A meta-análise também analisou o consumo de bebidas adoçadas com açúcar: refrigerantes, refrigerantes, etc. Isso também foi fracamente associado a maiores riscos de diabetes, câncer e doenças cardíacas.
Por que todas essas associações são tão fracas? O principal motivo é que as evidências eram inconsistentes. Alguns estudos mostram um risco aumentado mesmo com pequenas quantidades de carne processada; outros, não. Alguns dados indicam que carne processada causa diabetes; outros, que não há problema. A pesquisa é dispersa simplesmente porque estudos sobre alimentos são difíceis de serem conduzidos de forma concisa. Tais estudos raramente nos fornecem informações suficientes para relacionar causa e efeito com segurança; agregar um monte de estudos falhos não ajuda necessariamente muito.
Além disso, há esta questão: o que é mesmo "carne processada"? É uma categoria tão ampla que é impossível capturá-la em um único parágrafo, muito menos em um estudo cujo objetivo é minimizar o máximo de variáveis possível. Um cachorro-quente barato em um jogo de beisebol e um presunto Serrano de US$ 5.000 são ambos carne processada, mas são produtos drasticamente diferentes em termos de como são feitos e de quem os compra para consumo. A única coisa que a linguiça defumada sofisticada da feira livre e os nuggets de frango no seu freezer têm em comum é que são "processados", mas todo o resto — incluindo o método de processamento — é totalmente diferente. Então, quando a mensagem final é que a carne processada não é segura em nenhuma quantidade, vale a pena perguntar: Bem, de quais carnes processadas estamos falando? A pesquisa não entra nisso.
Também nunca identificamos realmente o que há de tão prejudicial à saúde na carne processada. Dependendo de quem você perguntar, são os conservantes de nitrito usados nesses produtos ou os altos níveis de gordura e sal. Mas existem muitas carnes processadas que não contêm esses elementos, e as pesquisas que mostram maiores riscos associados não fazem distinção, então é difícil saber, de uma perspectiva teórica, se a carne processada pode mesmo causar câncer.
O que podemos dizer deste estudo recente é que as evidências gerais que obtivemos em dezenas de pesquisas são bastante consistentes . Pessoas que afirmam comer mais carne processada são consistentemente menos saudáveis em diversos aspectos do que aquelas que afirmam comer menos.

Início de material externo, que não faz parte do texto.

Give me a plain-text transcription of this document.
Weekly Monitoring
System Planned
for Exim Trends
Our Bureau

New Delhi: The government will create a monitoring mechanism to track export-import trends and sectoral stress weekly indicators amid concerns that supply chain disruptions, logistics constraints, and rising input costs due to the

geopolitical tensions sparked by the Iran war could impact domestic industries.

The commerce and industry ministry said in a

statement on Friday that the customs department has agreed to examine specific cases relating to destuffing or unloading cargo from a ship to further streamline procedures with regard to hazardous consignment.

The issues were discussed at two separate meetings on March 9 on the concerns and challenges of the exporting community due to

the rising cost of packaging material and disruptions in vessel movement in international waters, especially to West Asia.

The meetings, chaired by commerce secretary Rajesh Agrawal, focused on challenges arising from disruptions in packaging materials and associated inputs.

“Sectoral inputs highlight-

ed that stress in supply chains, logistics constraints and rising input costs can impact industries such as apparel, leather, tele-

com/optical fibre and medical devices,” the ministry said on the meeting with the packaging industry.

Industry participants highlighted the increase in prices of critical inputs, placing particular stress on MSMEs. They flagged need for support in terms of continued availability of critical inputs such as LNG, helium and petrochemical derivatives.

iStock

A extensão dos efeitos negativos e o risco de várias doenças variam de estudo para estudo, mas, se você analisar mais a fundo, as evidências mostram uma tendência clara: se você relatar comer muita carne processada, terá maior probabilidade de desenvolver diabetes, doenças cardíacas, câncer e uma série de outros problemas.
No fim das contas, ainda é difícil saber se é a própria carne processada que está causando esses problemas ou se há algo no grupo de pessoas que tende a comprar mais carne processada em países de alta renda que é simplesmente muito diferente de todos os outros. Não eliminamos adequadamente a possibilidade, por exemplo, de que aqueles que ganham mais comprem menos carne processada e tenham menos probabilidade de desenvolver câncer por razões não relacionadas ao consumo de carne processada.

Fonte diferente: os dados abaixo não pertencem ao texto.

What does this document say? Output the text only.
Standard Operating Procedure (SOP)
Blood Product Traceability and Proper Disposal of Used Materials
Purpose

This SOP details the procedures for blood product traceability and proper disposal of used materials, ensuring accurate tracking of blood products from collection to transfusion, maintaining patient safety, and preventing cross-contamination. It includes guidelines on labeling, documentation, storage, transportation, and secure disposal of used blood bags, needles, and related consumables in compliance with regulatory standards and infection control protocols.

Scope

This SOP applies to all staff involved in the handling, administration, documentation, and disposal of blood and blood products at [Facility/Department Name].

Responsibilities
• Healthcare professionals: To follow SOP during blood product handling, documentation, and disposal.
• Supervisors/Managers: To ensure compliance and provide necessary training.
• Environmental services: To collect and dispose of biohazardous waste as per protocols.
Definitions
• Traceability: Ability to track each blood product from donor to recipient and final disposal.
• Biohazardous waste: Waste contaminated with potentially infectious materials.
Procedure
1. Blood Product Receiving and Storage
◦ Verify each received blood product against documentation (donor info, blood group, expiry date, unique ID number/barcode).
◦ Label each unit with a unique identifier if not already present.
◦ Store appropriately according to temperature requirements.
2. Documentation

Provavelmente nunca será uma boa ideia devorar bacon. Aliás, carne processada tende a ser muito calórica, principalmente por conter muita gordura, e sabemos que comer em excesso faz mal à saúde de várias maneiras. Mas a ideia de que qualquer tipo de cachorro-quente seja desaconselhável não é apoiada por evidências sólidas. Eu, por exemplo, continuarei comendo uma fatia de salame de vez em quando.